I looked at other answers on StackoverFlow for this kind of question, but none of them have any sample implementation.
Given an input query in form of a string, how can I expand it using the WordNetQueryParser and SynonymMap classes?
I have already downloaded the wordnet prolog file and I know that the _s.pl file has all the synonyms.
Any sample code would be highly appreciated.
A SynonymFilter allows you to define a SynonymnMap to a simple Custom Analyzer.
You can create a custom Analyzer by just overriding Analyzer.createComponents, and pass the custom version to both the IndexWriter and the QueryParser, when writing to and searching respectively.
One thing to consider, your case involves exploding out all possible synonyms, which will mean passing includeOrig to true in Builder.add.
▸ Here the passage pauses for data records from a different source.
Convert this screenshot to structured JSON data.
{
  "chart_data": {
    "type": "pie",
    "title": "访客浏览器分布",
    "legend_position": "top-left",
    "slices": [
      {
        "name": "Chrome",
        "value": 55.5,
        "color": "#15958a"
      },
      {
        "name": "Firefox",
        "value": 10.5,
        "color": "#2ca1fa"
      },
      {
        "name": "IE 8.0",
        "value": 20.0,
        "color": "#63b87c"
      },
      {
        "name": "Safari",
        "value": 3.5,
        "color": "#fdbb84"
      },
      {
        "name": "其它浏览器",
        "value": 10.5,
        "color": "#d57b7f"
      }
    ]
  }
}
There are benefits either way here, might look into which will actually serve your needs best.
Lucene's Analyzer
is designed to be readily extended to define the formatting for your particular case easily. The Analyzer
API documentation linked above provides an example of overriding the createComponents method for your custom Analyzer.
Something like:
protected TokenStreamComponents createComponents(String fieldName, Reader reader) {
Tokenizer source = new ClassicTokenizer(Version.LUCENE_40, reader);
TokenStream filter = new StandardFilter(Version.LUCENE_40, source);
filter = new LowerCaseFilter(Version.LUCENE_40,filter);
filter = new SynonymFilter(filter, mySynonymMap, false);
//Whatever other filter you want to add to the chain, being mindful of order.
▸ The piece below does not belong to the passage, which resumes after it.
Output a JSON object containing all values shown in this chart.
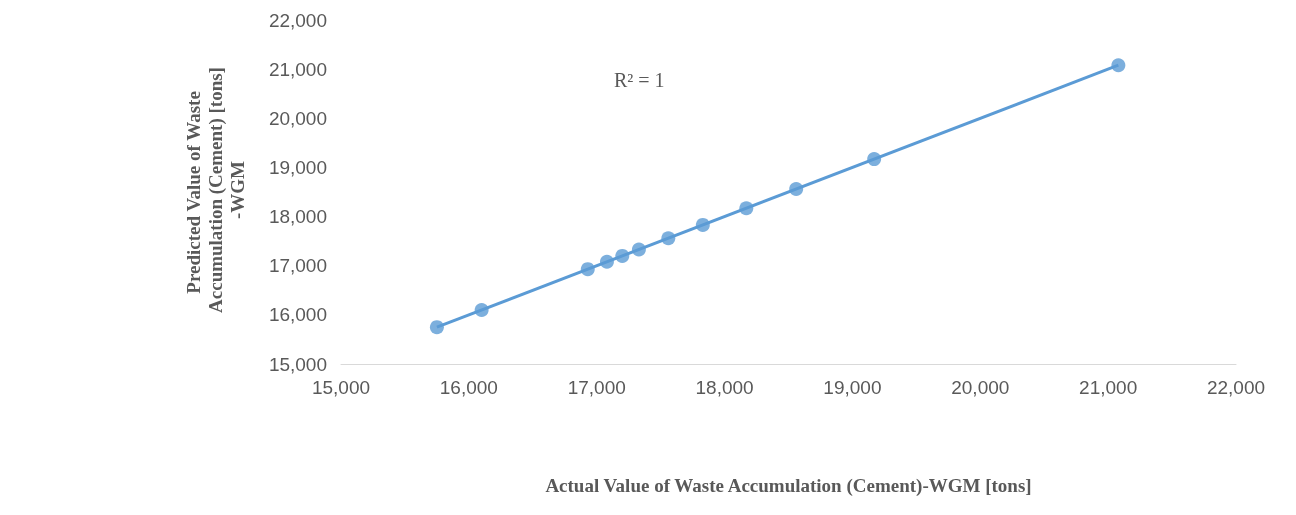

return new TokenStreamComponents(source, filter);
}
And you'll need to define mySynonymMap, from the example, which is a SynonymnMap
. The SynonymMap
should generally be built by the SynonymMap.Builder
, via the add(CharsRef, CharsRef, boolean)
method linked above.
SynonymMap.Builder builder = new SynonymMap.Builder(true);
builder.add(new CharsRef("crimson"), new CharsRef("red"), true);
//Be sure the boolean last arg you pass there is the one you want. There are significant tradeoffs here.
//Add as many terms as you like here...
SynonymMap mySynonymMap = builder.build();
There is also a WordNetSynonymParser
, if you prefer that, which looks like just a SynonymMap.Builder designed to read a particular sort of specification, at a glance.